В ярости от подобного поворота общественного мнения Катон написал письмо Бибулу и получил в последний день апреля ответ.

Катон, мой дорогой тесть и еще более дорогой друг, здесь произошли такие события, от которых глаза мои не просыхают. Я потерял обоих моих сыновей, их убили в Александрии. Но я попытаюсь подумать, как решить твой вопрос.

Ты, конечно, знаешь, что Птолемей Авлет умер в мае прошлого года, задолго до того, как я прибыл в Сирию. Его старшая дочь, семнадцатилетняя Клеопатра, взошла на египетский трон. Но от нее как от женщины потребовали, чтобы она вышла замуж за близкого родственника — брата, двоюродного брата или дядю. Чтобы сохранить чистоту царской крови, хотя нет сомнений, что кровь самой Клеопатры нечистая. Ее мать была дочерью понтийского царя Митридата, [1] в то время как мать ее младшей сестры и двух младших братьев была родной сестрой Птолемея Авлета.

Я постараюсь не отвлекаться, но, наверное, мне нужно выговориться, а здесь нет никого, с кем я мог бы поговорить. А ты — отец моей любимой жены, мой друг, и кому же, как не тебе, мне позволительно излить мое горе?

Прибыв в Антиохию, я велел Гаю Кассию Лонгину паковать вещи. Очень надменный, очень самоуверенный молодой человек. Поверишь ли, он имел наглость сделать то же, что сделал Луций Пизон в конце своего губернаторства в Македонии! Он выплатил жалованье своей армии и распустил ее, прежде чем убежать со всеми награбленными сокровищами Марка Красса, включая золото Иерусалима и золотую же статую Атаргатис, вывезенную из храма в Бамбике.

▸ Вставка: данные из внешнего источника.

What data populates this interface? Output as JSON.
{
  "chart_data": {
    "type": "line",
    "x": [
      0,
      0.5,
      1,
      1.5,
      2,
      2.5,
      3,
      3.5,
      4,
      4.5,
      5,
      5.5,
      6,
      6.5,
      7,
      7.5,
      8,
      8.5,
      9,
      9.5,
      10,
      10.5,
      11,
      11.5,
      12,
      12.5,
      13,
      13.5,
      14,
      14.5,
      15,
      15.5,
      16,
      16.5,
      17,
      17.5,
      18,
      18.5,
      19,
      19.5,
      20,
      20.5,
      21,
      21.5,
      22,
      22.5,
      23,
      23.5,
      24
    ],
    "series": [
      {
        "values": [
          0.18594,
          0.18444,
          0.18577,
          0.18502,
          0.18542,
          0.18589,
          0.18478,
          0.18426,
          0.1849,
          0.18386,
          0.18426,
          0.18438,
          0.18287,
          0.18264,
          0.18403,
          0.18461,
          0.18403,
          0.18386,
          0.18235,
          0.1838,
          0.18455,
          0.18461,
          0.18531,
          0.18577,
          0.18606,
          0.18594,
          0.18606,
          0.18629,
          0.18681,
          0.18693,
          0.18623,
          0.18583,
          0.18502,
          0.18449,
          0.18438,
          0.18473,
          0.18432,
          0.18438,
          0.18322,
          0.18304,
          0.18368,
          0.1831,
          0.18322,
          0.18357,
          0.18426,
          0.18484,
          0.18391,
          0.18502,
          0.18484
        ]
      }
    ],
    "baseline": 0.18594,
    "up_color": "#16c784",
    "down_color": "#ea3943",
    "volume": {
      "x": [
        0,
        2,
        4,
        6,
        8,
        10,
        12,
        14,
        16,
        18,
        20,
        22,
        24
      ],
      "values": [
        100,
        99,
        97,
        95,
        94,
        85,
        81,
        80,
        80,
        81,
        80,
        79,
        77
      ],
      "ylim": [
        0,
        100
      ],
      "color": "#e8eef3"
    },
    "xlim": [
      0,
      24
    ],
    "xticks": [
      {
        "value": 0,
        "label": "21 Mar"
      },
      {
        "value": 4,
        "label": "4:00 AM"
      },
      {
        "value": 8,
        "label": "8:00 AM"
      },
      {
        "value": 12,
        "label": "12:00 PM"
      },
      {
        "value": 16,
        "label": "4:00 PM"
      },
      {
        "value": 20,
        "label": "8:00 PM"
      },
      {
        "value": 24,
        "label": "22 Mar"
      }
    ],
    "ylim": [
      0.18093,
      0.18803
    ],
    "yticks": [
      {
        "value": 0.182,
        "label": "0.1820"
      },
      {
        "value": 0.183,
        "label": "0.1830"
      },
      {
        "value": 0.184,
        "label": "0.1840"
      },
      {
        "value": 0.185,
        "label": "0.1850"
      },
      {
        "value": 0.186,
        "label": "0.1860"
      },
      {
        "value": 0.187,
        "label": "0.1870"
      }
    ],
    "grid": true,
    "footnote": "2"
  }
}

При постоянной парфянской угрозе (Кассий победил Пакора, сына парфянского царя Орода, загнав его в ловушку, и парфяне ушли, но, конечно же, ненадолго) я остался с единственным приведенным с собой легионом. Как ты понимать, не густо. Цезарь набрал свое войско, пользуясь законом Помпея, требующим, чтобы все мужчины от семнадцати до сорока лет проходили военную службу. Но по причинам, которых мне не понять, люди к Бибулу не шли. Я вынужден был прибегнуть к насильственному рекрутированию. Войско какое-то у меня собралось, но оно не было настроено драться.